When the police asked him whether Yeni Rosa Damayanti, a human
rights activist, also delivered a speech on the day he lectured
at Humboldt University in Berlin on April 10, 1995, he
acknowledged this was true.
"Yeni was asked by the organizing committee to deliver a
speech right after me," he said.
He said he had not realized previously that Yeni also had been
invited to speak at the seminar, saying that he thought he was
the only Indonesian invited by the university.

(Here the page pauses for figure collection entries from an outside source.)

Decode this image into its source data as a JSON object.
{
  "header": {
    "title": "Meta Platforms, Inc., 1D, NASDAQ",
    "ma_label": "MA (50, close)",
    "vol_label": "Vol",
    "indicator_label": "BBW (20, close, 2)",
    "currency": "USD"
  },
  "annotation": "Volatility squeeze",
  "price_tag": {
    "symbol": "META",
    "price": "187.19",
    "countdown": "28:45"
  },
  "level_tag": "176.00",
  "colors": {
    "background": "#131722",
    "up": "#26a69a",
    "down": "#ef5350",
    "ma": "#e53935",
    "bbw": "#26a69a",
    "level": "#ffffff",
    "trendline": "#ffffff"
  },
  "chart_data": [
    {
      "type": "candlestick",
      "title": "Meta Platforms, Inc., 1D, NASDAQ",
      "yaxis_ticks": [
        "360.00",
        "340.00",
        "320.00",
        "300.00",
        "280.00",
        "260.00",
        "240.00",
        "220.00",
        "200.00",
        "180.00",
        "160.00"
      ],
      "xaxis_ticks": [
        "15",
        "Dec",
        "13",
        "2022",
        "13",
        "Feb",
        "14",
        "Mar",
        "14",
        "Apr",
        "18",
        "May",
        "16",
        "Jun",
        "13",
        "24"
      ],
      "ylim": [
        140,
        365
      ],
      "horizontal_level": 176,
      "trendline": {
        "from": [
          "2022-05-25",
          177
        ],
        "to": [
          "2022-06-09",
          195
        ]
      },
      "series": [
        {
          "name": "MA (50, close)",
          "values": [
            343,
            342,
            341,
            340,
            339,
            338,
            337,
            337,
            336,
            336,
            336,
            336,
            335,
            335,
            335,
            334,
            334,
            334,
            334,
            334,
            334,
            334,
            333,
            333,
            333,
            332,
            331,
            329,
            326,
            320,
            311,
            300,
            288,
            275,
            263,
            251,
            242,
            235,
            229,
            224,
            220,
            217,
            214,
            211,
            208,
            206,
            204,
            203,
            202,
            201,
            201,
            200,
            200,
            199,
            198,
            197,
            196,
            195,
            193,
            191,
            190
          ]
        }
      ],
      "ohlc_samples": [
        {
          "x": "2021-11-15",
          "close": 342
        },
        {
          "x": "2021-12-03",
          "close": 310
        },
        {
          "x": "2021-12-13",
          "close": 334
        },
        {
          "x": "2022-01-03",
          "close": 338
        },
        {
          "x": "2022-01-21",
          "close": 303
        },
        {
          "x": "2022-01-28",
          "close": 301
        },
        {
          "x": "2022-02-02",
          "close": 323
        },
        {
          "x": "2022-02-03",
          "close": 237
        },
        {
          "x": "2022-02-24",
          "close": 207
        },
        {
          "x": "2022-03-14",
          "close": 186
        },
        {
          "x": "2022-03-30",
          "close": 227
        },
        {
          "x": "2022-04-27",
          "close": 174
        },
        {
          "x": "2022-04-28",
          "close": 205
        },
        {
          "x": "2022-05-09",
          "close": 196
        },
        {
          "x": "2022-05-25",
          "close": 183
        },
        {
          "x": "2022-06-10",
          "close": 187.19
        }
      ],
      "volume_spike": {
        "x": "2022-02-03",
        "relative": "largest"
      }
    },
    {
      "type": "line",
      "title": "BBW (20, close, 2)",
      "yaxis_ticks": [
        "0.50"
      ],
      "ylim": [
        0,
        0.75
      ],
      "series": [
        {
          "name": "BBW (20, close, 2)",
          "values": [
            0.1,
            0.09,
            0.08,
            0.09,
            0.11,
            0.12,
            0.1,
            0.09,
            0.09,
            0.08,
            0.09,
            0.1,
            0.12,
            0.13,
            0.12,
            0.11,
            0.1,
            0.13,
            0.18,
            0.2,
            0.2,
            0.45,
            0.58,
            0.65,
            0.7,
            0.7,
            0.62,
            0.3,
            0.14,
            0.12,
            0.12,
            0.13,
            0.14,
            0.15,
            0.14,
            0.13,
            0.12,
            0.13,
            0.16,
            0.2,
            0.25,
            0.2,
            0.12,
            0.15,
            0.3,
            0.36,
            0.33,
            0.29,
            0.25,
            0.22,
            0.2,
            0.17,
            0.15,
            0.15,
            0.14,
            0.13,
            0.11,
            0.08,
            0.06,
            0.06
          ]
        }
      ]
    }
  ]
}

Bintang insisted that the investigation into his activities is
"a mistake".
"The investigation should be stopped because the police do not
have adequate evidence of my involvement in the protests, which
occurred at the same time President Soeharto was on an official
visit to Germany," he said.
"If the government thinks I defamed the President and the
government in my speech, the government is wrong," he said,
adding that he had no intention of doing so.
Bintang has been questioned repeatedly over a statement in the
seminar in which he allegedly called President Soeharto a
dictator.
"I only disagreed with several policies of the President," he
added, saying that he believed the tape had been edited.